Tra aggressori e aggrediti
È impossibile parlare della guerra con razionalità, perché la guerra non ha nulla di razionale e la ragione non può comprendere; ciò non significa che le guerre non nascano da interessi, che non siano segnate dalla ricerca del potere. dal bisogno delle istituzioni di basarsi sul consenso, artatamente costruito sul dolore e la sofferenza, e quindi sull’amor di patria, inteso come difesa di una società unita da un’esperienza comune, che cancella usi, costumi, tradizioni ed appartenenze diverse, proprie di ogni nazionalità e identità, per costruire un consenso omogeneo, che affonda le radici nel
comune dolore, nei rapporti d’odio, nell’appartenenza ideologica invece che nella bellezza della diversità e nella coesistenza. Noi rifiutiamo questa assurdità e gli uomini che se ne fanno interpreti, come rifiutiamo il ruolo di primi attori della guerra. Sappiamo bene che al di là delle ambizioni di Putin e di Zelens’kyj non è la loro personale malvagità e cupidigia a spingerli a cercare la guerra, né tanto meno la loro follia, ma sono gli interessi economici e strategici, le ragioni vere di tanto dolore. Si, non è la follia che muove la guerra, ma ciò che viene dagli interessi economici che stanno dietro al possesso dei minerali di ferro, nichel, neon, di terre rare del Donbass, al grano, al mais, all’orzo, alle granaglie, coltivate nelle pianure ucraine, al controllo di territori strategici necessario per garantirsi il possesso e la gestione dei prodotti economici e strategici di cui sopra. È la gestione dei mercati, la ricerca del profitto dei padroni, che in questa
parte del mondo in Russia come in Ucraina si chiamano oligarchi, ma sono degli sporchi padroni, dei capitalisti sfruttatori.

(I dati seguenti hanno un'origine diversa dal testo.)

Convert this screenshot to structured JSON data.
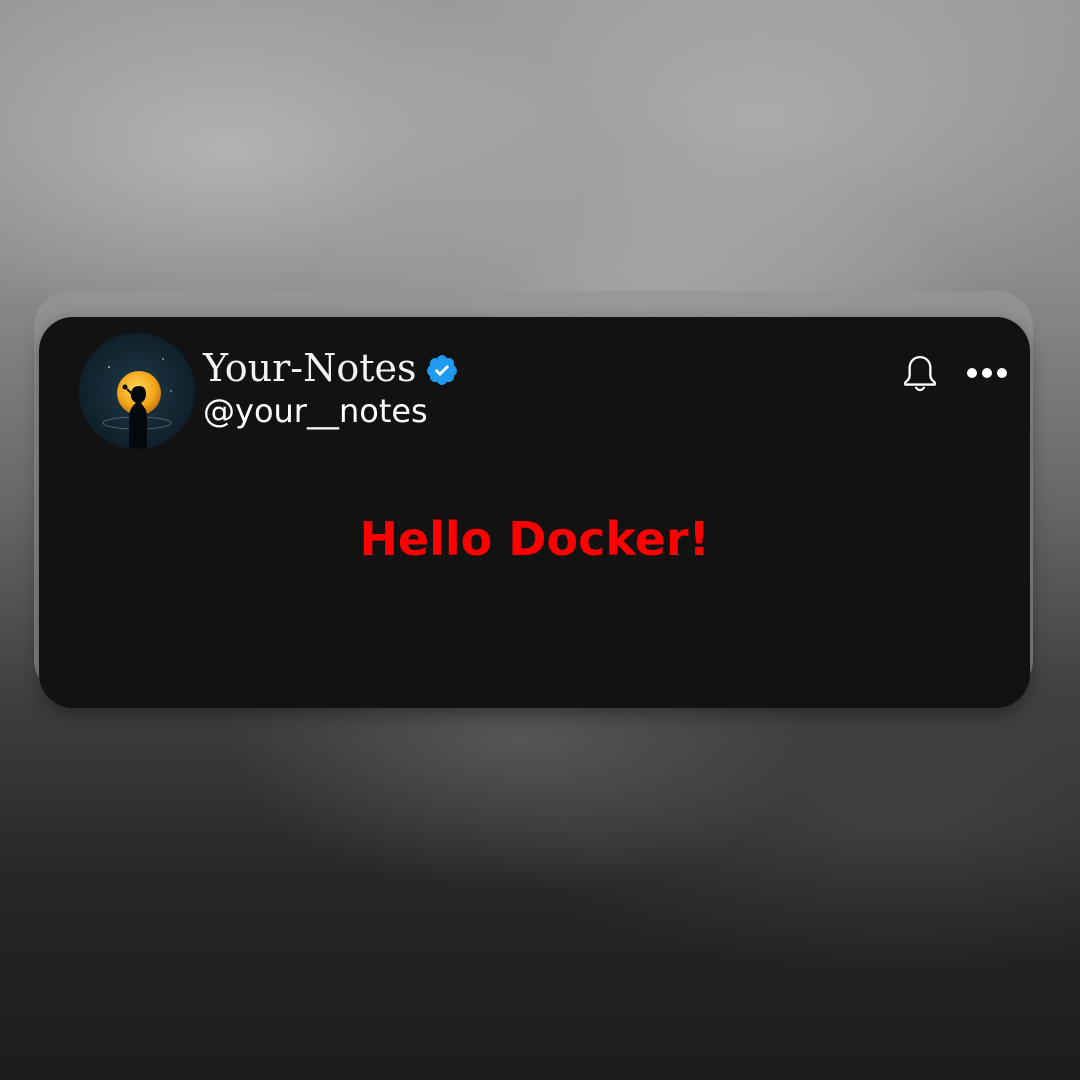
{
  "post": {
    "author": {
      "display_name": "Your-Notes",
      "handle": "@your__notes",
      "verified": true,
      "avatar_icon": "moon-silhouette-avatar"
    },
    "text": "Hello Docker!",
    "text_color": "#ff0000"
  },
  "actions": {
    "notify_icon": "bell-icon",
    "more_icon": "more-horizontal-icon"
  },
  "colors": {
    "card_background": "#121212",
    "verified_badge": "#1d9bf0",
    "name_text": "#f2f2f2"
  }
}
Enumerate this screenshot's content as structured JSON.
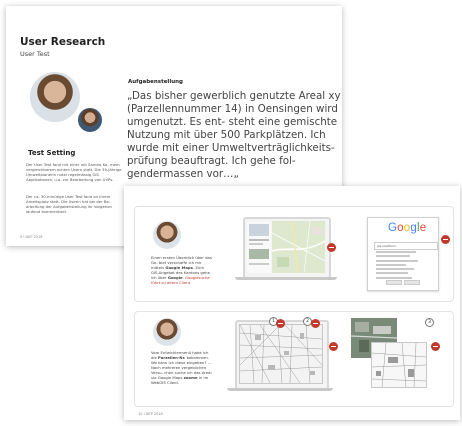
{
  "page1": {
    "title": "User Research",
    "subtitle": "User Test",
    "setting_heading": "Test Setting",
    "setting_text_1": "Der User Test fand mit einer mit Sandra Ko- mem vergleichbarem echten Usern statt. Die 39-jährige Umweltplanerin nutzt regelmässig GIS Applikationen, u.a. zur Bearbeitung von UVPs.",
    "setting_text_2": "Der ca. 30-minütige User Test fand an ihrem Arbeitsplatz statt. Die Userin hat bei der Be- arbeitung der Aufgabenstellung ihr Vorgehen laufend kommentiert.",
    "task_heading": "Aufgabenstellung",
    "quote": "„Das bisher gewerblich genutzte Areal xy (Parzellennummer 14) in Oensingen wird umgenutzt. Es ent- steht eine gemischte Nutzung mit über 500 Parkplätzen. Ich wurde mit einer Umweltverträglichkeits- prüfung beauftragt. Ich gehe fol- gendermassen vor…„",
    "footer": "9    I DEP 2018"
  },
  "page2": {
    "card1": {
      "text_1": "Einen ersten Überblick über das Ge- biet verschaffe ich mir mittels",
      "text_bold_1": "Google Maps",
      "text_2": ". Zum GIS-Angebot des Kantons gehe ich über",
      "text_bold_2": "Google",
      "text_3": ".",
      "link": "Googlesuche führt zu altem Client",
      "google_logo": [
        "G",
        "o",
        "o",
        "g",
        "l",
        "e"
      ],
      "google_colors": [
        "#4285F4",
        "#EA4335",
        "#FBBC05",
        "#4285F4",
        "#34A853",
        "#EA4335"
      ],
      "search_query": "gis solothurn"
    },
    "card2": {
      "text_1": "Vom Entwicklermenü habe ich die",
      "text_bold_1": "Parzellen-Nr.",
      "text_2": "bekommen. Wo kann ich diese eingeben? …",
      "text_3": "Nach mehreren vergeblichen Versu- chen suche ich das Areal via Google Maps",
      "text_bold_2": "zoome",
      "text_4": "in im WebGIS Client.",
      "steps": [
        "1",
        "2",
        "3"
      ]
    },
    "footer": "10    I DEP 2018"
  },
  "colors": {
    "accent_red": "#c0392b",
    "map_green": "#dde8cf"
  }
}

È questo il motivo per il quale noi rifiutiamo la guerra e il massacro in nome dei padroni e chiediamo ai popoli di cercare la pace, affermando che è possibile attraverso il dialogo e nella pace costruire istituzioni comuni che trovino la loro legittimazione non nella Chiesa non nell’amor di patria, non nell’odio, ma nella collaborazione e nelle istituzioni partecipate, che è possibile costruire a livello di comunità senza sottostare agli interessi di questo o quell’oligarca, di questo o quello Stato, di questa o quella patria.
Siamo consapevoli che ora tanto odio è stato versato; tanto dolore e tante distruzioni hanno scavato un solco profondo tra fratelli e sorelle, tra padri e figli, fra madri e figli e che sarà doloroso ricostruire e dimenticare, ma bisogna impegnarsi e lavorare per questo, piuttosto che prevalere gli uni sugli altri, in nome e per conto di padroni lontani dalle terre e dai luoghi di Ucraina. Arriva la primavera e bisogna tornare nei campi a seminare; occorre farlo perché ci sia il raccolto.